Step 1: Understanding the Concept:
On a velocity-time (\(v-t\)) graph, the area enclosed by the graph and the time axis over a given interval represents the displacement of the particle during that interval.
If the graph is a straight line starting from the origin, it indicates uniform acceleration starting from rest.
Step 2: Key Formula or Approach:
Since the graph is a straight line from \((0,0)\) to \((10, 20)\), the shape formed under the graph is a triangle.
\[ \text{Displacement} = \text{Area of the Triangle} = \frac{1}{2} \times \text{Base} \times \text{Height} \]
Alternatively, we can use kinematic equations:
\[ s = \left( \frac{u + v}{2} \right) \times t \]
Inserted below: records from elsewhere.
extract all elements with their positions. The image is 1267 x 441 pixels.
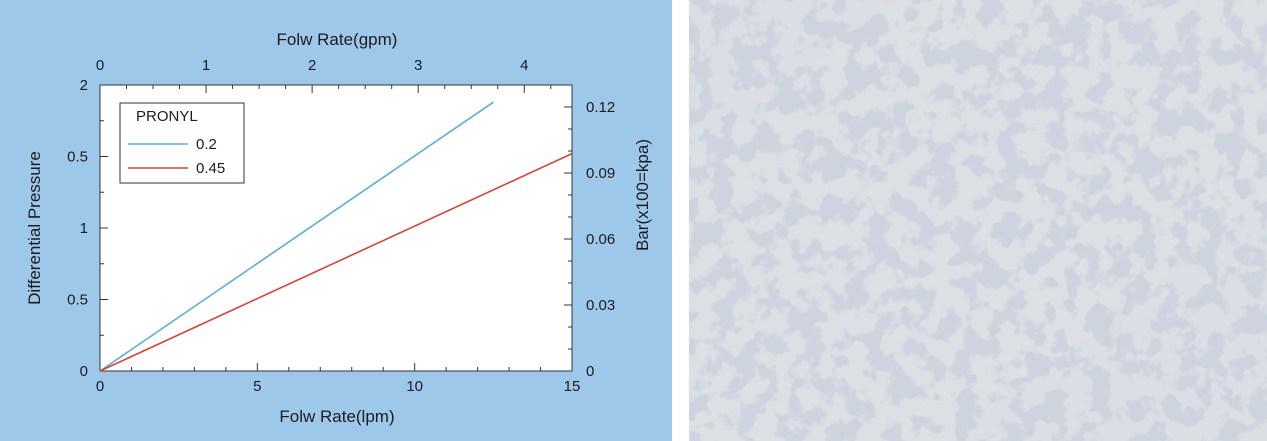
left-tick-label: 1 bbox=[80, 220, 88, 237]
top-axis-label: Folw Rate(gpm) bbox=[277, 30, 398, 49]
series-line-0-45 bbox=[99, 152, 573, 372]
chart-panel: 0 5 10 15 0 1 2 3 4 0 0.5 1 0.5 2 0 0.03 0.06 0.09 0.12 Fo… bbox=[0, 0, 672, 441]
bottom-tick-label: 10 bbox=[406, 378, 423, 395]
legend-label-0-2: 0.2 bbox=[196, 136, 217, 153]
top-tick-label: 3 bbox=[414, 57, 422, 74]
micrograph-texture bbox=[689, 0, 1267, 441]
left-axis-label: Differential Pressure bbox=[25, 151, 44, 305]
membrane-micrograph-image bbox=[689, 0, 1267, 441]
legend-box bbox=[119, 102, 245, 184]
legend: PRONYL 0.2 0.45 bbox=[119, 102, 245, 184]
series-layer bbox=[99, 101, 573, 372]
left-tick-label: 0.5 bbox=[67, 149, 88, 166]
right-axis-label: Bar(x100=kpa) bbox=[633, 139, 652, 251]
left-tick-label: 2 bbox=[80, 77, 88, 94]
top-tick-label: 2 bbox=[308, 57, 316, 74]
right-tick-label: 0.03 bbox=[586, 297, 615, 314]
legend-label-0-45: 0.45 bbox=[196, 160, 225, 177]
left-tick-label: 0 bbox=[80, 363, 88, 380]
top-tick-label: 1 bbox=[202, 57, 210, 74]
right-tick-label: 0.06 bbox=[586, 231, 615, 248]
bottom-tick-label: 15 bbox=[564, 378, 581, 395]
bottom-axis-label: Folw Rate(lpm) bbox=[279, 407, 394, 426]
right-tick-label: 0.12 bbox=[586, 99, 615, 116]
bottom-tick-label: 5 bbox=[253, 378, 261, 395]
top-tick-label: 4 bbox=[520, 57, 528, 74]
left-tick-label: 0.5 bbox=[67, 292, 88, 309]
series-line-0-2 bbox=[99, 101, 494, 372]
bottom-tick-label: 0 bbox=[96, 378, 104, 395]
right-tick-label: 0 bbox=[586, 363, 594, 380]
right-tick-label: 0.09 bbox=[586, 165, 615, 182]
legend-title: PRONYL bbox=[136, 108, 198, 125]
top-tick-label: 0 bbox=[96, 57, 104, 74]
Step 3: Detailed Explanation:
1. Identify the dimensions of the triangle on the \(v-t\) plot:
- Base (time interval) = \( 10 - 0 = 10 \text{ s} \).
- Height (final velocity) = \( 20 - 0 = 20 \text{ m/s} \).
2. Calculate the area:
\[ \text{Displacement} = \frac{1}{2} \times 10 \text{ s} \times 20 \text{ m/s} \]
\[ \text{Displacement} = 5 \times 20 = 100 \text{ m} \]
3. Verification using kinematics:
- Initial velocity (\(u\)) = 0 m/s.
- Final velocity (\(v\)) = 20 m/s.
- Time (\(t\)) = 10 s.
- Average velocity = \( \frac{0 + 20}{2} = 10 \text{ m/s} \).
- Displacement = \( \text{Average Velocity} \times \text{Time} = 10 \times 10 = 100 \text{ m} \).
Step 4: Final Answer:
The total displacement in 10 seconds is 100 m.
This matches Option (B).